If you need additional help with your research for this class, please don't hesitate to contact me.  We can set up a time to meet for an individual consultation, and work through all your research questions.

E-mail: laurie.kutner@uvm.edu

Working Off Campus?

Please remember to click on the "Connect from off campus" button on the library's home page at http://library.uvm.edu before you begin your research!

Then enter in your UVM Net ID and password, same as you do for UVM mail and BlackBoard.

This enables you to use UVM Libraries electronic resources, such as journal article databases and the electronic journal collection.

 

Getting Started

Using the Library

  • Library materials may be borrowed with a UVM ID card (CatCard).
  • Library computers are equipped with Microsoft Office products.  These computers require your UVM NetID and password to log in. 
  • Save a copy of your work to your space on the UVM server (to which you are logged in.)  If you would like to retrieve your documents from elsewhere, go to: https://webfiles.uvm.edu
  • You can pay for your print jobs and photocopies with your CatCard. Black and white printing costs 5 cents per page.
  • There are people in the library that can answer your research questions.  Ask at the Reference Desk for assistance, or use the IM or e-mail reference service by selecting from the “Ask a Librarian” options from the library home page.
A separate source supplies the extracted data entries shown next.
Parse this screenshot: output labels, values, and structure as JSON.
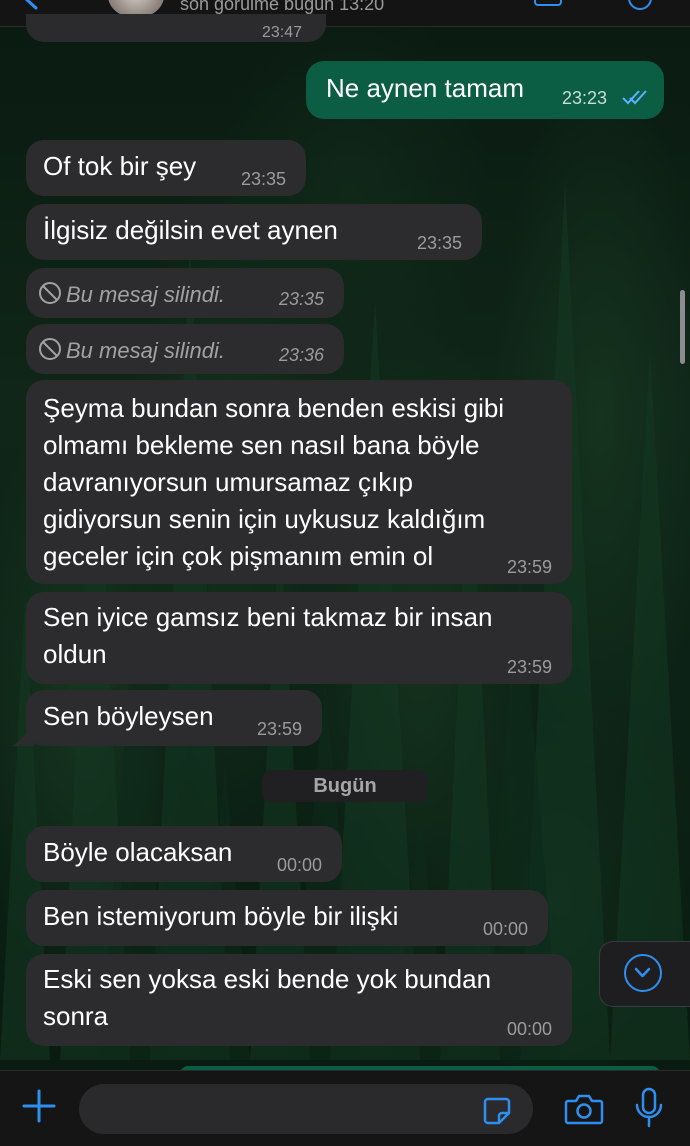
{
  "header": {
    "last_seen": "son görülme bugün 13:20",
    "prev_time": "23:47"
  },
  "outgoing": {
    "text": "Ne aynen tamam",
    "time": "23:23",
    "status": "read-double-check-icon"
  },
  "messages": [
    {
      "text": "Of tok bir şey",
      "time": "23:35"
    },
    {
      "text": "İlgisiz değilsin evet aynen",
      "time": "23:35"
    },
    {
      "text": "Bu mesaj silindi.",
      "time": "23:35",
      "deleted": true
    },
    {
      "text": "Bu mesaj silindi.",
      "time": "23:36",
      "deleted": true
    },
    {
      "text": "Şeyma bundan sonra benden eskisi gibi olmamı bekleme sen nasıl bana böyle davranıyorsun umursamaz çıkıp gidiyorsun senin için uykusuz kaldığım geceler için çok pişmanım emin ol",
      "time": "23:59"
    },
    {
      "text": "Sen iyice gamsız beni takmaz bir insan oldun",
      "time": "23:59"
    },
    {
      "text": "Sen böyleysen",
      "time": "23:59"
    },
    {
      "text": "Böyle olacaksan",
      "time": "00:00"
    },
    {
      "text": "Ben istemiyorum böyle bir ilişki",
      "time": "00:00"
    },
    {
      "text": "Eski sen yoksa eski bende yok bundan sonra",
      "time": "00:00"
    }
  ],
  "date_separator": "Bugün",
  "input": {
    "placeholder": ""
  },
  "colors": {
    "incoming_bubble": "#2c2c2e",
    "outgoing_bubble": "#0b5e44",
    "accent": "#2f8ff0"
  }
}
A Few Things to Keep in Mind when Researching Environmentally Related Topics

  • Environmental research is interdisciplinary research.
  • Search multiple databases across subject areas for information on your topics.
  • Useful information for your topics is found in many formats – books, journal articles, newspaper articles, magazine articles, web pages, and more.  Know how to find all these different formats of information.
  • Beginning your searches with keyword searches is often the best way to start.
  • Be aware of where your information is coming from, purposes, biases.
  • Good environmental research is thorough research.

Research Process

  • Define your research topic or question in one or two succinct sentences.
  • Identify key search terms (and alternate terms).
  • Identify the types of materials you want. (books, magazine articles, scholarly journal articles, etc.)  Become familiar with the UVM Libraries website.
  • Identify the resources you need to use to get these materials (i.e., use the Classic Library Catalog to find books we own; article indexes to find journal articles, etc.)
  • Conduct initial searches.
  • Based upon results, adjust and refine search terms.  If you are not finding what you need try different search terms. Repeat.
  • Critically evaluate resources for usefulness in answering your research question.
  • Synthesize research into a cohesive, final product that addresses your research question(s); remember to cite your sources.